Le soleil frappa d’abord le sommet du Cervin, dessinant l’image d’une lame ensanglantée. Puis l’embrasement se transforma en luminescence dorée. Nous progressions le long de la face à un rythme méthodique en crampons et piolet, avec en ligne de mire le couloir central débouchant au seuil de la falaise sommitale. J’étais conscient que la température allait rapidement grimper, augmentant la dangerosité de la face. La vitesse serait donc notre meilleur allié.

Morning alpenglow on the Matterhorn. Photo: Ross Hewitt

Feu matinal sur le Cervin. Photo: Ross Hewitt

Arrivé au seuil de skiabilité, sur une pente à 55° en neige décaillée qui ne tolérerait pas d’erreur, le premier virage allait nécessiter de la retenue. Il fallait rester stationnaire sur une carre, chaque fibre du corps travaillant en heures supplémentaires. Toujours sanglé à mon piolet pour plus de sécurité, je réglais mon appareil photo. Mikko décida de quitter le refuge de sa petite plateforme, et avec un piolet et un crampon dans une main, se lança sans hésitation dans une série de magnifiques virages techniques qui vous auraient certainement comblés au sommet de l’aiguille du Midi avec des jambes toutes fraîches.

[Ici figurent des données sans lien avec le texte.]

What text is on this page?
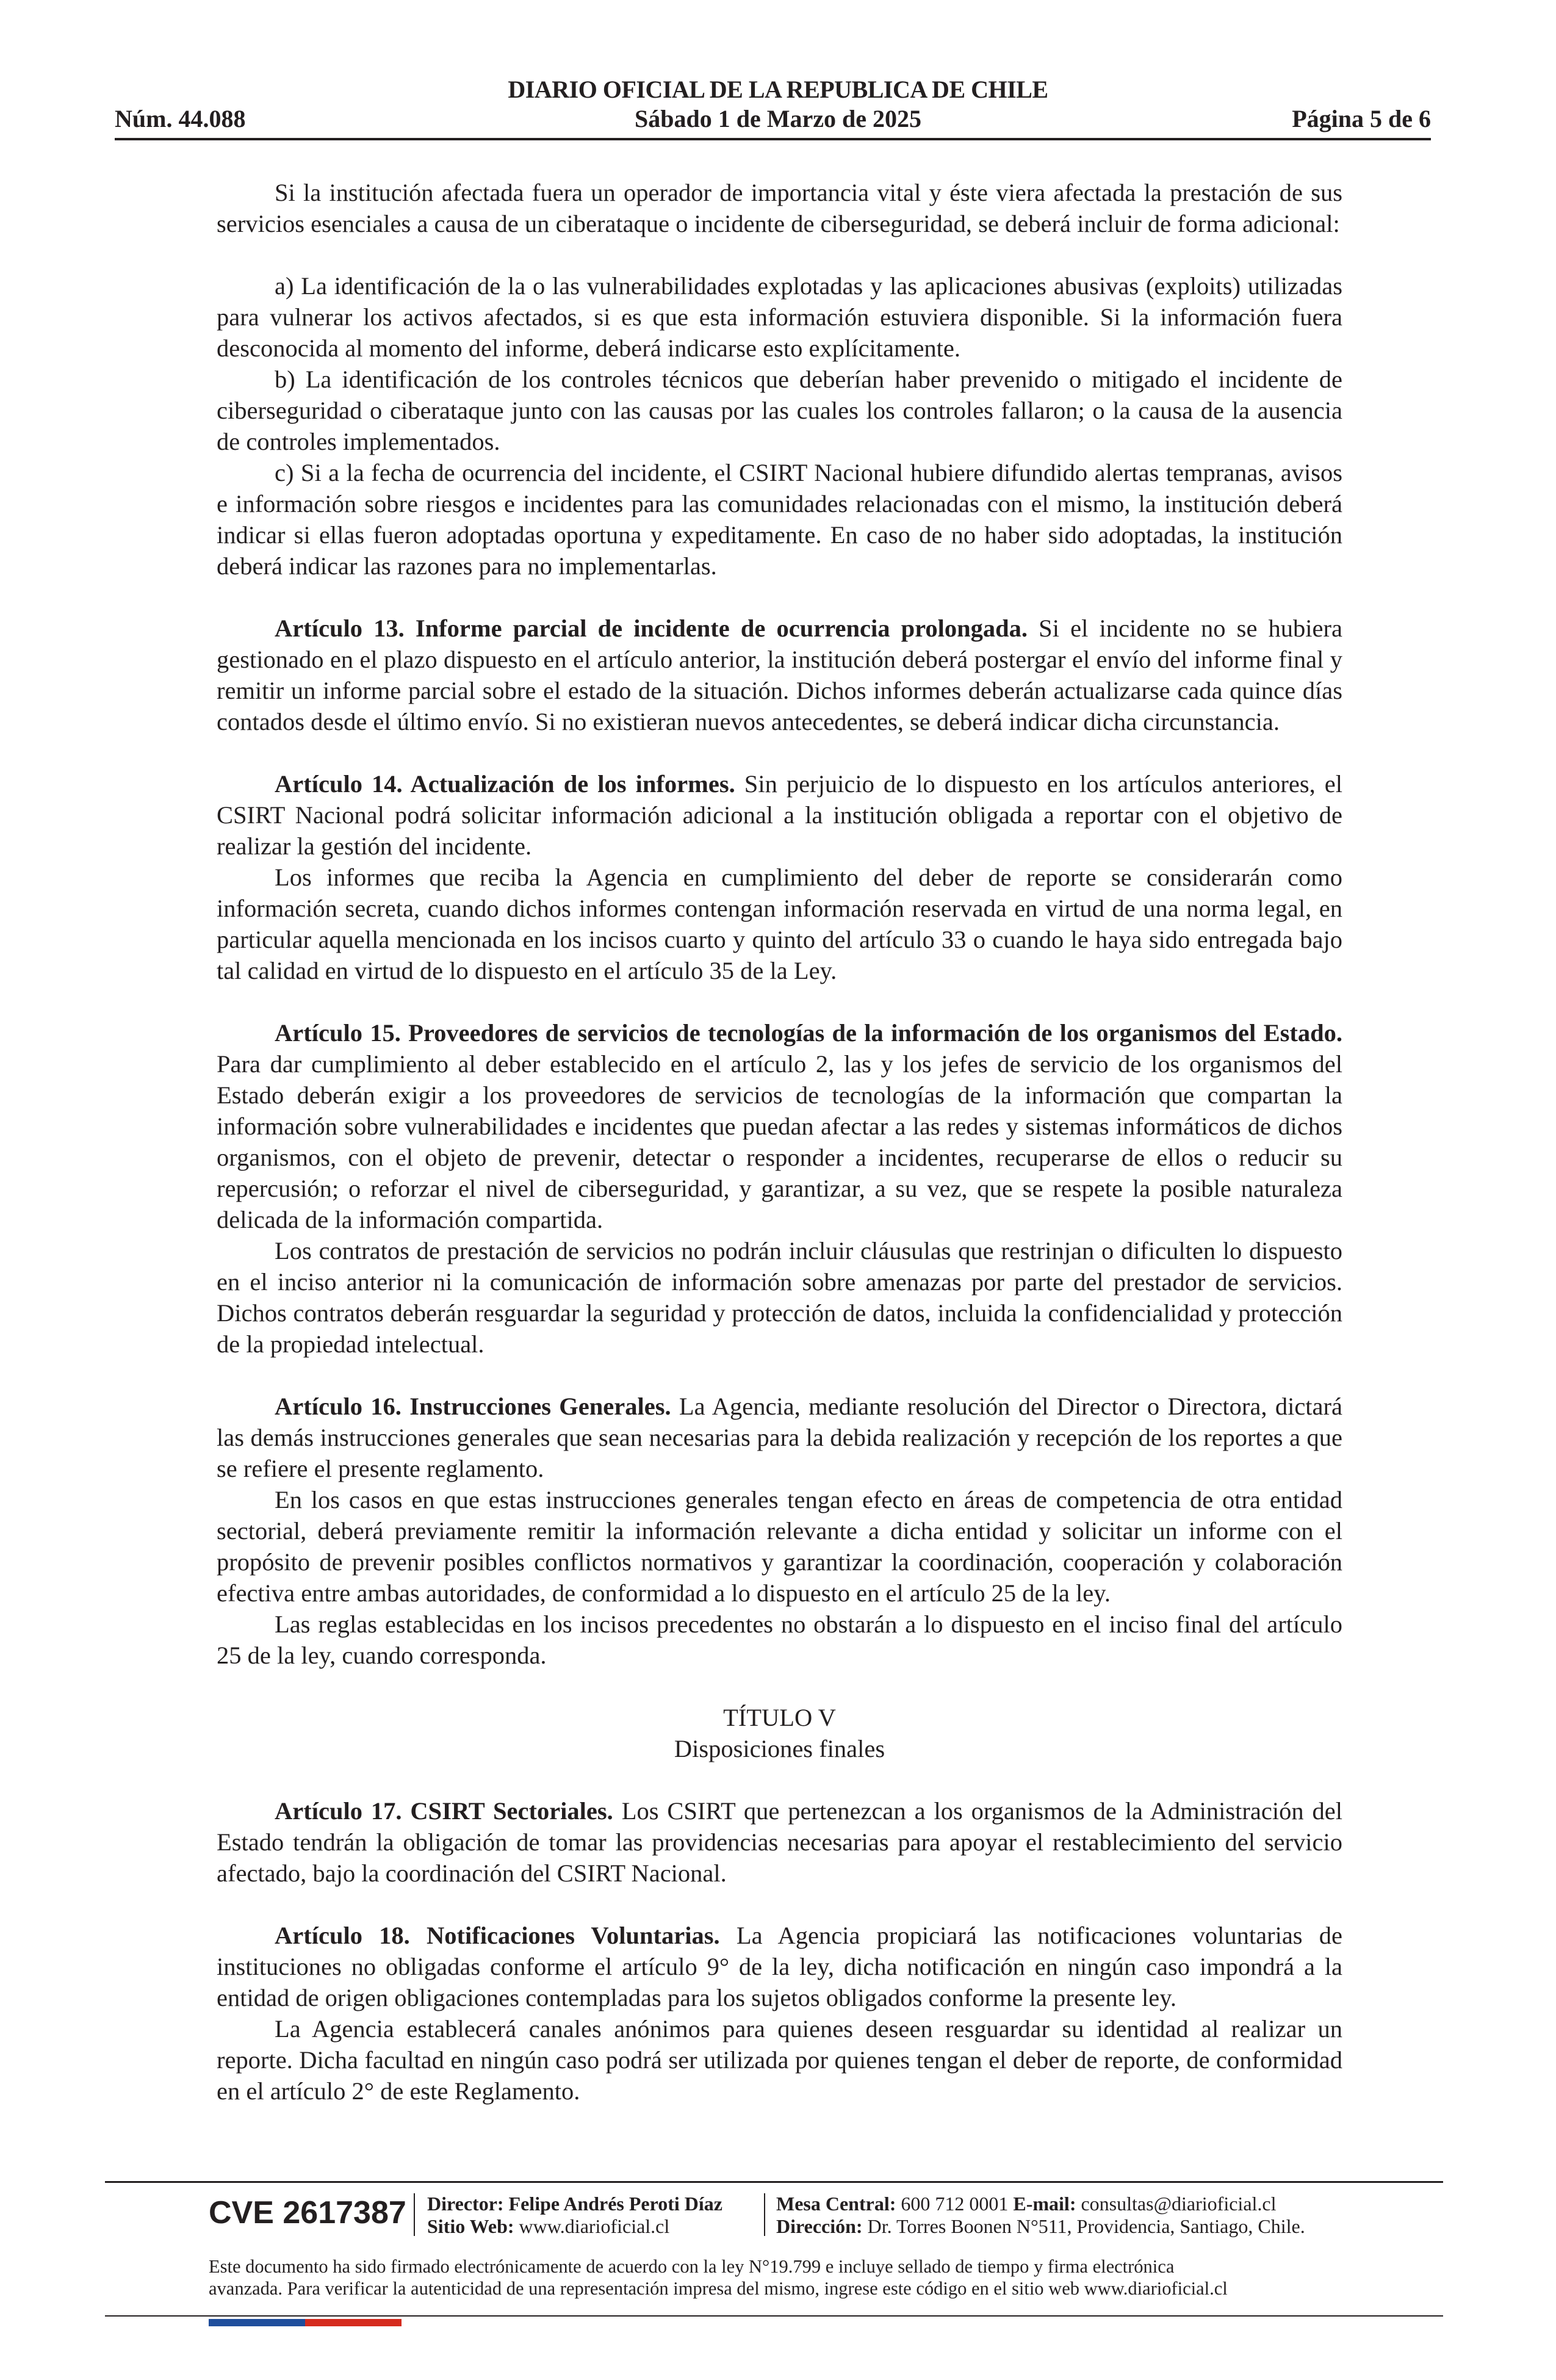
DIARIO OFICIAL DE LA REPUBLICA DE CHILE
Núm. 44.088	Sábado 1 de Marzo de 2025	Página 5 de 6

Si la institución afectada fuera un operador de importancia vital y éste viera afectada la prestación de sus servicios esenciales a causa de un ciberataque o incidente de ciberseguridad, se deberá incluir de forma adicional:

a) La identificación de la o las vulnerabilidades explotadas y las aplicaciones abusivas (exploits) utilizadas para vulnerar los activos afectados, si es que esta información estuviera disponible. Si la información fuera desconocida al momento del informe, deberá indicarse esto explícitamente.

b) La identificación de los controles técnicos que deberían haber prevenido o mitigado el incidente de ciberseguridad o ciberataque junto con las causas por las cuales los controles fallaron; o la causa de la ausencia de controles implementados.

c) Si a la fecha de ocurrencia del incidente, el CSIRT Nacional hubiere difundido alertas tempranas, avisos e información sobre riesgos e incidentes para las comunidades relacionadas con el mismo, la institución deberá indicar si ellas fueron adoptadas oportuna y expeditamente. En caso de no haber sido adoptadas, la institución deberá indicar las razones para no implementarlas.

Artículo 13. Informe parcial de incidente de ocurrencia prolongada. Si el incidente no se hubiera gestionado en el plazo dispuesto en el artículo anterior, la institución deberá postergar el envío del informe final y remitir un informe parcial sobre el estado de la situación. Dichos informes deberán actualizarse cada quince días contados desde el último envío. Si no existieran nuevos antecedentes, se deberá indicar dicha circunstancia.

Artículo 14. Actualización de los informes. Sin perjuicio de lo dispuesto en los artículos anteriores, el CSIRT Nacional podrá solicitar información adicional a la institución obligada a reportar con el objetivo de realizar la gestión del incidente.

Los informes que reciba la Agencia en cumplimiento del deber de reporte se considerarán como información secreta, cuando dichos informes contengan información reservada en virtud de una norma legal, en particular aquella mencionada en los incisos cuarto y quinto del artículo 33 o cuando le haya sido entregada bajo tal calidad en virtud de lo dispuesto en el artículo 35 de la Ley.

Artículo 15. Proveedores de servicios de tecnologías de la información de los organismos del Estado. Para dar cumplimiento al deber establecido en el artículo 2, las y los jefes de servicio de los organismos del Estado deberán exigir a los proveedores de servicios de tecnologías de la información que compartan la información sobre vulnerabilidades e incidentes que puedan afectar a las redes y sistemas informáticos de dichos organismos, con el objeto de prevenir, detectar o responder a incidentes, recuperarse de ellos o reducir su repercusión; o reforzar el nivel de ciberseguridad, y garantizar, a su vez, que se respete la posible naturaleza delicada de la información compartida.

Los contratos de prestación de servicios no podrán incluir cláusulas que restrinjan o dificulten lo dispuesto en el inciso anterior ni la comunicación de información sobre amenazas por parte del prestador de servicios. Dichos contratos deberán resguardar la seguridad y protección de datos, incluida la confidencialidad y protección de la propiedad intelectual.

Artículo 16. Instrucciones Generales. La Agencia, mediante resolución del Director o Directora, dictará las demás instrucciones generales que sean necesarias para la debida realización y recepción de los reportes a que se refiere el presente reglamento.

En los casos en que estas instrucciones generales tengan efecto en áreas de competencia de otra entidad sectorial, deberá previamente remitir la información relevante a dicha entidad y solicitar un informe con el propósito de prevenir posibles conflictos normativos y garantizar la coordinación, cooperación y colaboración efectiva entre ambas autoridades, de conformidad a lo dispuesto en el artículo 25 de la ley.

Las reglas establecidas en los incisos precedentes no obstarán a lo dispuesto en el inciso final del artículo 25 de la ley, cuando corresponda.

TÍTULO V

Disposiciones finales

Artículo 17. CSIRT Sectoriales. Los CSIRT que pertenezcan a los organismos de la Administración del Estado tendrán la obligación de tomar las providencias necesarias para apoyar el restablecimiento del servicio afectado, bajo la coordinación del CSIRT Nacional.

Artículo 18. Notificaciones Voluntarias. La Agencia propiciará las notificaciones voluntarias de instituciones no obligadas conforme el artículo 9° de la ley, dicha notificación en ningún caso impondrá a la entidad de origen obligaciones contempladas para los sujetos obligados conforme la presente ley.

La Agencia establecerá canales anónimos para quienes deseen resguardar su identidad al realizar un reporte. Dicha facultad en ningún caso podrá ser utilizada por quienes tengan el deber de reporte, de conformidad en el artículo 2° de este Reglamento.

CVE 2617387 Director: Felipe Andrés Peroti Díaz
Sitio Web: www.diarioficial.cl
Mesa Central: 600 712 0001 E-mail: consultas@diarioficial.cl
Dirección: Dr. Torres Boonen N°511, Providencia, Santiago, Chile.
Este documento ha sido firmado electrónicamente de acuerdo con la ley N°19.799 e incluye sellado de tiempo y firma electrónica
avanzada. Para verificar la autenticidad de una representación impresa del mismo, ingrese este código en el sitio web www.diarioficial.cl
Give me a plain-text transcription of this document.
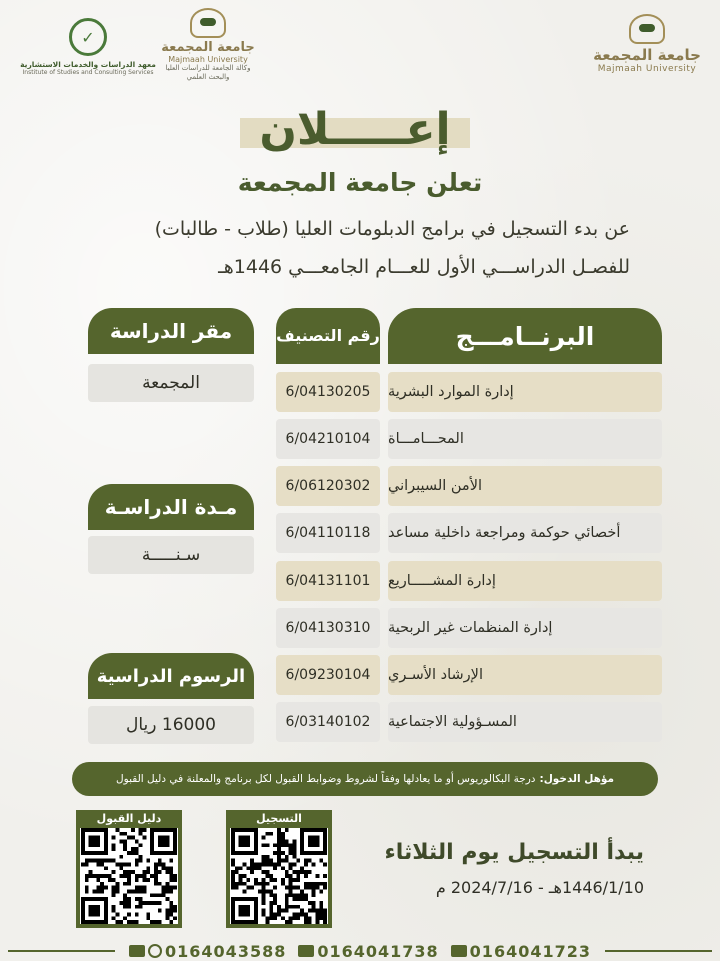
جامعة المجمعة
Majmaah University
جامعة المجمعة
Majmaah University
وكالة الجامعة للدراسات العليا والبحث العلمي
✓
معهد الدراسات والخدمات الاستشارية
Institute of Studies and Consulting Services
إعـــــلان
تعلن جامعة المجمعة
عن بدء التسجيل في برامج الدبلومات العليا (طلاب - طالبات)
للفصـل الدراســـي الأول للعـــام الجامعـــي 1446هـ
البرنــامـــج
رقم التصنيف
إدارة الموارد البشرية
6/04130205
المحـــامـــاة
6/04210104
الأمن السيبراني
6/06120302
أخصائي حوكمة ومراجعة داخلية مساعد
6/04110118
إدارة المشـــــاريع
6/04131101
إدارة المنظمات غير الربحية
6/04130310
الإرشاد الأسـري
6/09230104
المسـؤولية الاجتماعية
6/03140102
مقر الدراسة
المجمعة
مـدة الدراسـة
سـنـــــة
الرسوم الدراسية
16000 ريال
مؤهل الدخول:
درجة البكالوريوس أو ما يعادلها وفقاً لشروط وضوابط القبول لكل برنامج والمعلنة في دليل القبول
دليل القبول	التسجيل
يبدأ التسجيل يوم الثلاثاء
1446/1/10هـ - 2024/7/16 م
0164043588 0164041738 0164041723
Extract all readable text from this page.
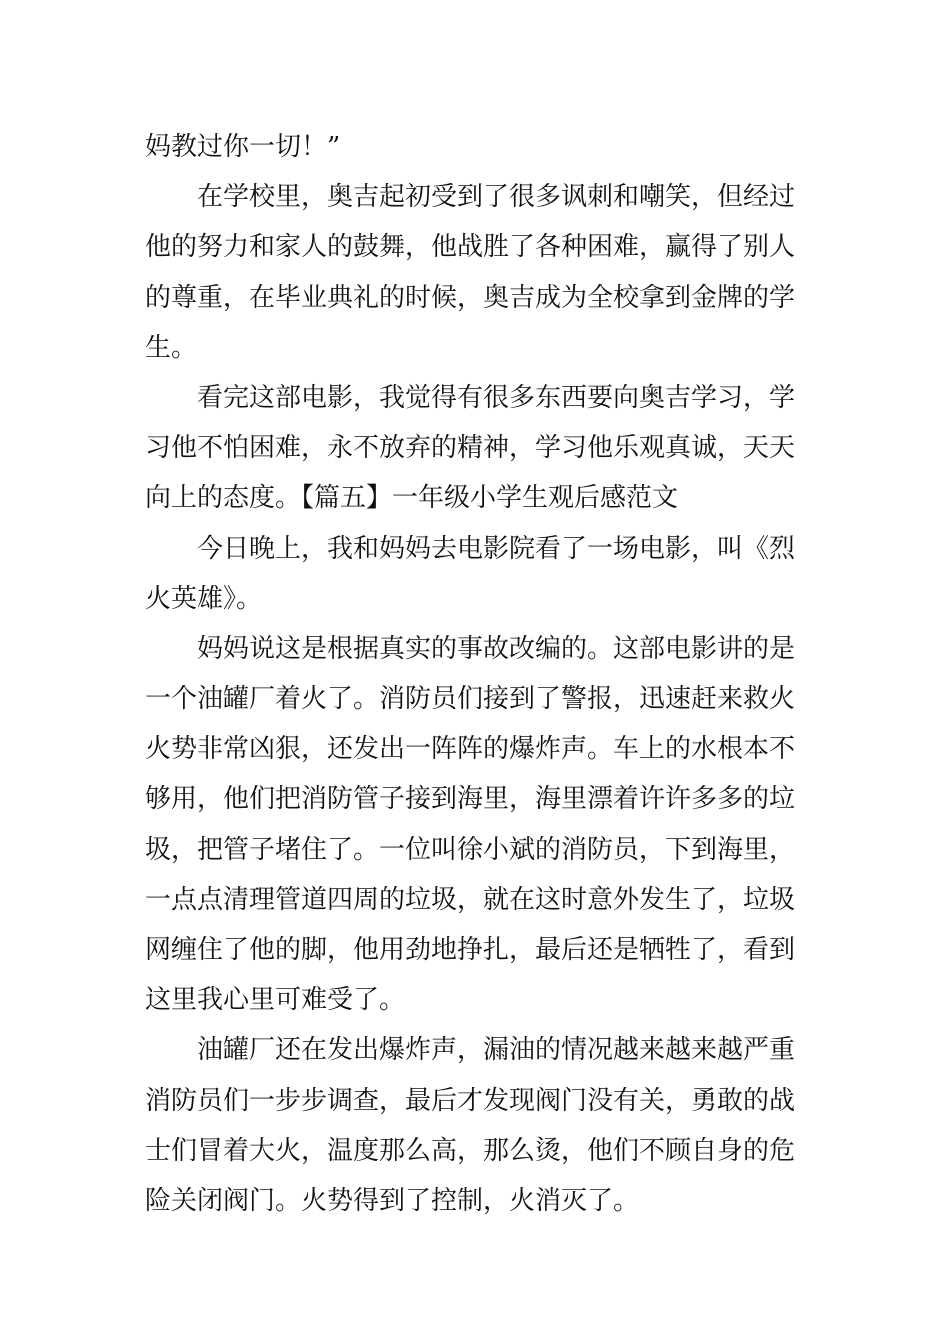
妈教过你一切！”
在学校里，奥吉起初受到了很多讽刺和嘲笑，但经过
他的努力和家人的鼓舞，他战胜了各种困难，赢得了别人
的尊重，在毕业典礼的时候，奥吉成为全校拿到金牌的学
生。
看完这部电影，我觉得有很多东西要向奥吉学习，学
习他不怕困难，永不放弃的精神，学习他乐观真诚，天天
向上的态度。【篇五】一年级小学生观后感范文
今日晚上，我和妈妈去电影院看了一场电影，叫《烈
火英雄》。
妈妈说这是根据真实的事故改编的。这部电影讲的是
一个油罐厂着火了。消防员们接到了警报，迅速赶来救火
火势非常凶狠，还发出一阵阵的爆炸声。车上的水根本不
够用，他们把消防管子接到海里，海里漂着许许多多的垃
圾，把管子堵住了。一位叫徐小斌的消防员，下到海里，
一点点清理管道四周的垃圾，就在这时意外发生了，垃圾
网缠住了他的脚，他用劲地挣扎，最后还是牺牲了，看到
这里我心里可难受了。
油罐厂还在发出爆炸声，漏油的情况越来越来越严重
消防员们一步步调查，最后才发现阀门没有关，勇敢的战
士们冒着大火，温度那么高，那么烫，他们不顾自身的危
险关闭阀门。火势得到了控制，火消灭了。
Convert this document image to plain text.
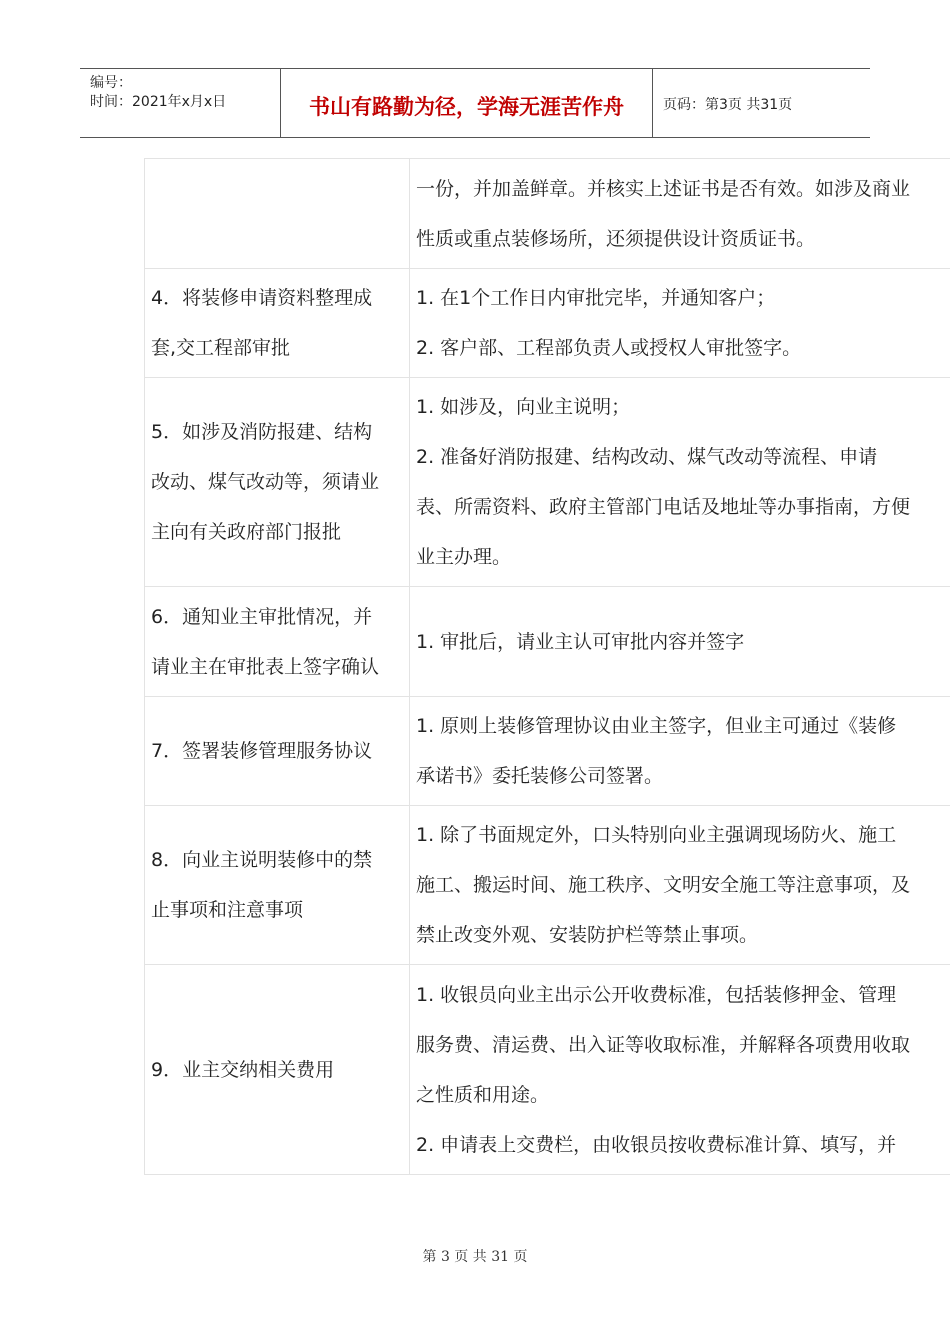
编号：
时间：2021年x月x日	书山有路勤为径，学海无涯苦作舟	页码：第3页 共31页

	一份，并加盖鲜章。并核实上述证书是否有效。如涉及商业
性质或重点装修场所，还须提供设计资质证书。

4．将装修申请资料整理成
套,交工程部审批	1. 在1个工作日内审批完毕，并通知客户；
2. 客户部、工程部负责人或授权人审批签字。

5．如涉及消防报建、结构
改动、煤气改动等，须请业
主向有关政府部门报批	1. 如涉及，向业主说明；
2. 准备好消防报建、结构改动、煤气改动等流程、申请
表、所需资料、政府主管部门电话及地址等办事指南，方便
业主办理。

6．通知业主审批情况，并
请业主在审批表上签字确认	1. 审批后，请业主认可审批内容并签字

7．签署装修管理服务协议	1. 原则上装修管理协议由业主签字，但业主可通过《装修
承诺书》委托装修公司签署。

8．向业主说明装修中的禁
止事项和注意事项	1. 除了书面规定外，口头特别向业主强调现场防火、施工
施工、搬运时间、施工秩序、文明安全施工等注意事项，及
禁止改变外观、安装防护栏等禁止事项。

9．业主交纳相关费用	1. 收银员向业主出示公开收费标准，包括装修押金、管理
服务费、清运费、出入证等收取标准，并解释各项费用收取
之性质和用途。
2. 申请表上交费栏，由收银员按收费标准计算、填写，并
第 3 页 共 31 页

First turns on the east face by Mikko Heimonen. Photo: Ross Hewitt

Premiers virages de Mikko Heimonen sur la face est. Photo: Ross Hewitt

C’était mon tour. J’étais impatient mais nerveux. La face était vraiment expo avec des successions de plaques de rochers recouvertes de neige sur environ 1 000 mètres. Jusqu’à présent, J’avais concentré mon attention sur l’ancrage de mon corps pour prendre des photos ; il fallait maintenant relâcher les muscles et se concentrer sur le ski. Un premier virage à négocier évidemment sur mon côté le plus faible. Partant second, je devais également éviter les endroits où Mikko avait écrémé la neige ramollie et trouver des points où accrocher mes carres.

Ross Hewitt enjoying the central part of the face. Photo: Mikko Heimonen

Ross Hewitt se fait plaisir sur la partie centrale de la face. Photo: Mikko Heimonen
skis: navis freebird

Après être descendu en escalier sur quelques mètres pour sentir l’accroche de mes skis, j’étais prêt pour cette amorce cruciale. Le moment d’engager… Pas de problème, tout va bien se passer. Après quelques virages, la pente s’adoucit aux alentours de 50°, autorisant des courbes plus détendues. En atteignant le névé, sur un angle à 45°, on se délecta d’un ski fluide, jouant avec le sluff pour rejoindre les contreforts.

Là, l’angle s’affirma à nouveau et quelques minutes furent nécessaires pour retrouver nos traces de montée et le chemin de sortie. Le piment de cette fin de parcours consista en une traversée bien glacée pour rejoindre la rimaye. Puis brusquement, c’était terminé et il était temps de déguerpir avant que la face ne commence à balancer des tonnes de neige sous le feu du soleil d’été. Après un petit rappel sur les dernières barres rocheuses, quelques virages nous ramenèrent au camp quitté dix heures plus tôt.

A happy team of Mikko Heimonen and Ross Hewitt after skiing the east face

Mikko Heimonen et Ross Hewitt, deux compagnons ravis de leur descente sur la face est.
skis: navis freebird

Étonnamment, nous avions réussi l’Alpine Trilogy Project – soit la Triple Couronne sans hélicoptère ni assistance extérieure – en tout juste dix jours. Je ne réalisais pas encore, mais j’étais tout à fait émerveillé et heureux de la qualité du ski, des situations sauvages et de la motivation que nous avions tous affichée. Au moment de ranger la tente, les premières pierres commencèrent à se détacher de leur socle de neige sous l’effet de la chaleur. Je comprenais alors que ces virages seraient les derniers de la saison et sans doute quelques-uns des meilleurs de ma vie.